Expectations and Holiday Stress

by: Rusty Fleischer, Program Director –

stress and dinner

It never fails, holiday season somehow creeps up on us every year, almost unexpected. And here we are, again. WE get caught up in the hustle and bustle and often don’t give any thought as to what the holiday season is about for us, particularly from the stress side of it. We know we are stressed out, but do we ever try to look at the sources of our stress?

A while back we had a group discussion on handling holiday stress and when we asked the participants to describe what holiday stress looks and feels like for them, here are some of the words they used:

  • loneliness
  • confusion
  • overwhelm
  • expenses and stress on family budget
  • juggling family relationships
  • time management
  • anxiety
  • being Jewish in a Christian society
  • missing loved ones who have passed

Many questioned the meaning of the holidays, grieving over the loss of true connection and expressing anger and frustration over the commercialization of the holidays, turning the holidays into a consumer machine filled with expectations.

A red light went on for me when I realized what a large role expectations play in our lives, especially around holiday time. Just stop and think for a moment how we are surrounded by expectations. They are coming at us from all directions, externally and internally/

Here is a list of just a few those expectations:

  • buying all the merchandise the media is throwing at us
  • fulfilling other people’s wishes
  • juggling our time between work and family
  • wearing the right clothes
  • being the right weight and exercising
  • eating healthy and feeding our kids healthy


Oh, and by the way, as we do all of this, we are also expected to smile.
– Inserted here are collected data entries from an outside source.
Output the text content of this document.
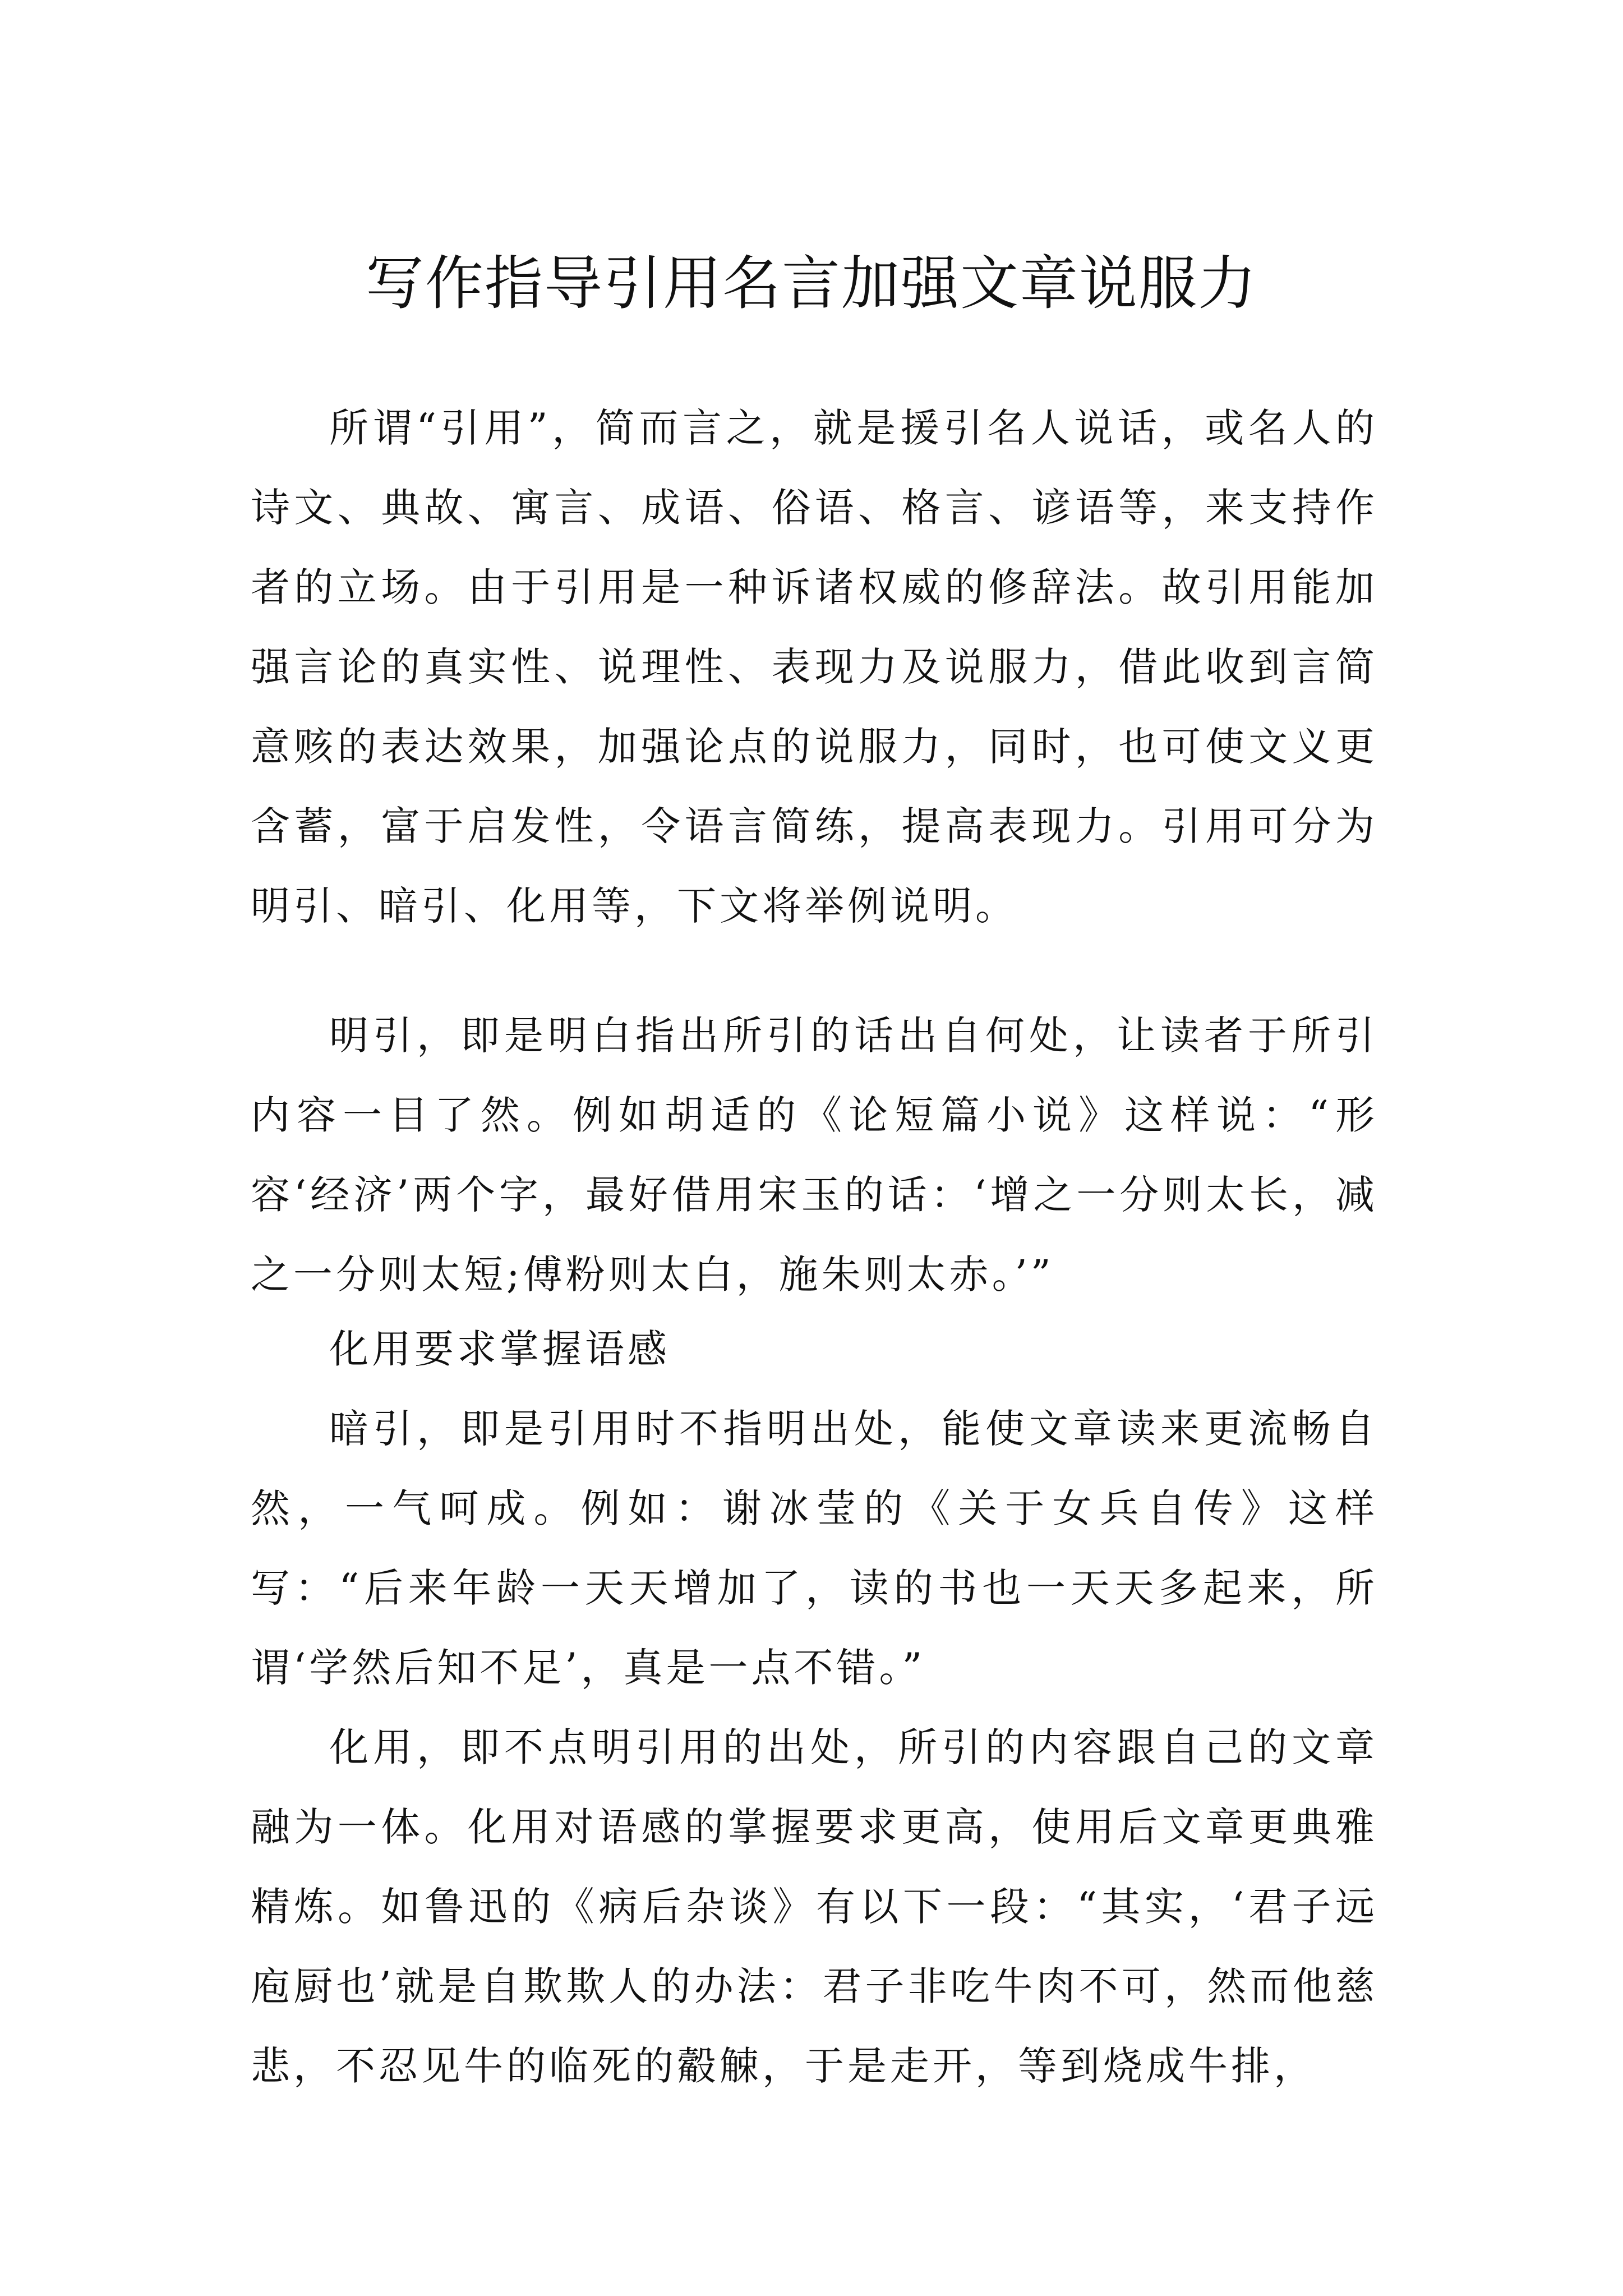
写作指导引用名言加强文章说服力

所谓“引用”，简而言之，就是援引名人说话，或名人的诗文、典故、寓言、成语、俗语、格言、谚语等，来支持作者的立场。由于引用是一种诉诸权威的修辞法。故引用能加强言论的真实性、说理性、表现力及说服力，借此收到言简意赅的表达效果，加强论点的说服力，同时，也可使文义更含蓄，富于启发性，令语言简练，提高表现力。引用可分为明引、暗引、化用等，下文将举例说明。

明引，即是明白指出所引的话出自何处，让读者于所引内容一目了然。例如胡适的《论短篇小说》这样说：“形容‘经济’两个字，最好借用宋玉的话：‘增之一分则太长，减之一分则太短;傅粉则太白，施朱则太赤。’”

化用要求掌握语感

暗引，即是引用时不指明出处，能使文章读来更流畅自然，一气呵成。例如：谢冰莹的《关于女兵自传》这样写：“后来年龄一天天增加了，读的书也一天天多起来，所谓‘学然后知不足’，真是一点不错。”

化用，即不点明引用的出处，所引的内容跟自己的文章融为一体。化用对语感的掌握要求更高，使用后文章更典雅精炼。如鲁迅的《病后杂谈》有以下一段：“其实，‘君子远庖厨也’就是自欺欺人的办法：君子非吃牛肉不可，然而他慈悲，不忍见牛的临死的觳觫，于是走开，等到烧成牛排，
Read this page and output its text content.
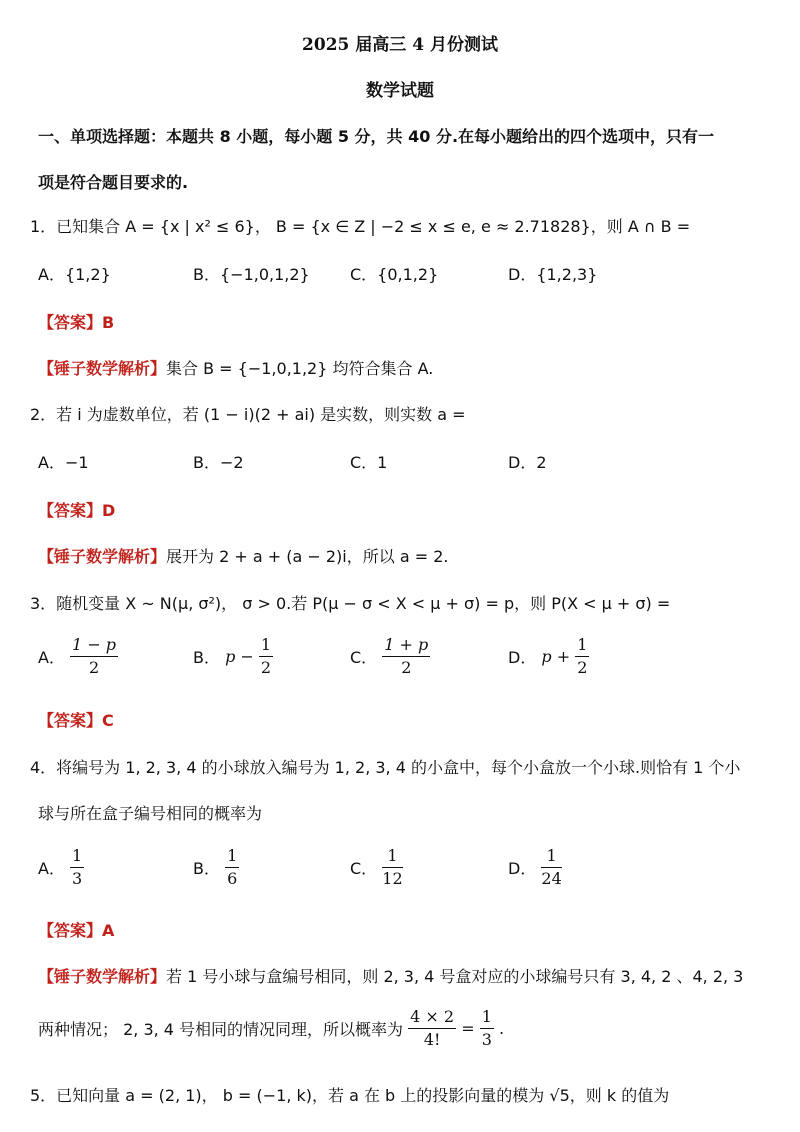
2025 届高三 4 月份测试
数学试题
一、单项选择题：本题共 8 小题，每小题 5 分，共 40 分.在每小题给出的四个选项中，只有一
项是符合题目要求的.
1．已知集合 A = {x | x² ≤ 6}， B = {x ∈ Z | −2 ≤ x ≤ e, e ≈ 2.71828}，则 A ∩ B =
A．{1,2}	B．{−1,0,1,2}	C．{0,1,2}	D．{1,2,3}
【答案】B
【锤子数学解析】集合 B = {−1,0,1,2} 均符合集合 A.
2．若 i 为虚数单位，若 (1 − i)(2 + ai) 是实数，则实数 a =
A．−1	B．−2	C．1	D．2
【答案】D
【锤子数学解析】展开为 2 + a + (a − 2)i，所以 a = 2.
3．随机变量 X ~ N(μ, σ²)， σ > 0.若 P(μ − σ < X < μ + σ) = p，则 P(X < μ + σ) =
A． $\frac{1 - p}{2}$	B． $p - \frac{1}{2}$	C． $\frac{1 + p}{2}$	D． $p + \frac{1}{2}$
【答案】C
4．将编号为 1, 2, 3, 4 的小球放入编号为 1, 2, 3, 4 的小盒中，每个小盒放一个小球.则恰有 1 个小
球与所在盒子编号相同的概率为
A． $\frac{1}{3}$	B． $\frac{1}{6}$	C． $\frac{1}{12}$	D． $\frac{1}{24}$
【答案】A
【锤子数学解析】若 1 号小球与盒编号相同，则 2, 3, 4 号盒对应的小球编号只有 3, 4, 2 、4, 2, 3
两种情况； 2, 3, 4 号相同的情况同理，所以概率为 $\frac{4 \times 2}{4!} = \frac{1}{3}$ .
5．已知向量 a = (2, 1)， b = (−1, k)，若 a 在 b 上的投影向量的模为 √5，则 k 的值为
In my work as Program Director of Anger Alternatives, here is what I have learned about expectations:

  • They are hidden, unspoken assumptions about what you or someone else should or shouldn’t do.
  • They leave you or someone else vulnerable to disappointment.
  • When expectations are not met, blame and shame kick in.
  • They can become a deadly trap in a relationship.
  • When not fulfilled, expectation leads to frustration, resentment, anger and being in a constant mode of super stress.

It would be both healthy and beneficial for us see the expectations for what they really are – a form of control and manipulation.

As I wish you all a very happy holiday season, I invite you to join me and really celebrate; let’s drop the expectations and help ourselves deal more affectively with the holiday stress.

And while you are at it, I would love to hear about your holiday stress and how you deal with it. And if you are need help handling the stress and other issues that come up for you at holiday time, contact us and let us support you :

816-753-5118 or rusty@anger.or


  1. I am exploring being grateful this holiday season. I have chosen to focus more on what I can give than on what I can get.
    For Christnas, I will be helping Salvation Army deliver meals to.homebound folks.

    • Thanks Paul for sharing tht. It is an very inspiring. Giving of yourself, your time and effort, is a great way to lower the stress level.

    • Thank you, for sharing that. I often get lost on the meaning during the holidays. I get trapped in the falsity of the season. Maybe that’s just it. I’ll find my own meaning, through my own confusion. That’s beautiful.

    • I am glad we are able to support you during this time. Have a happy holiday.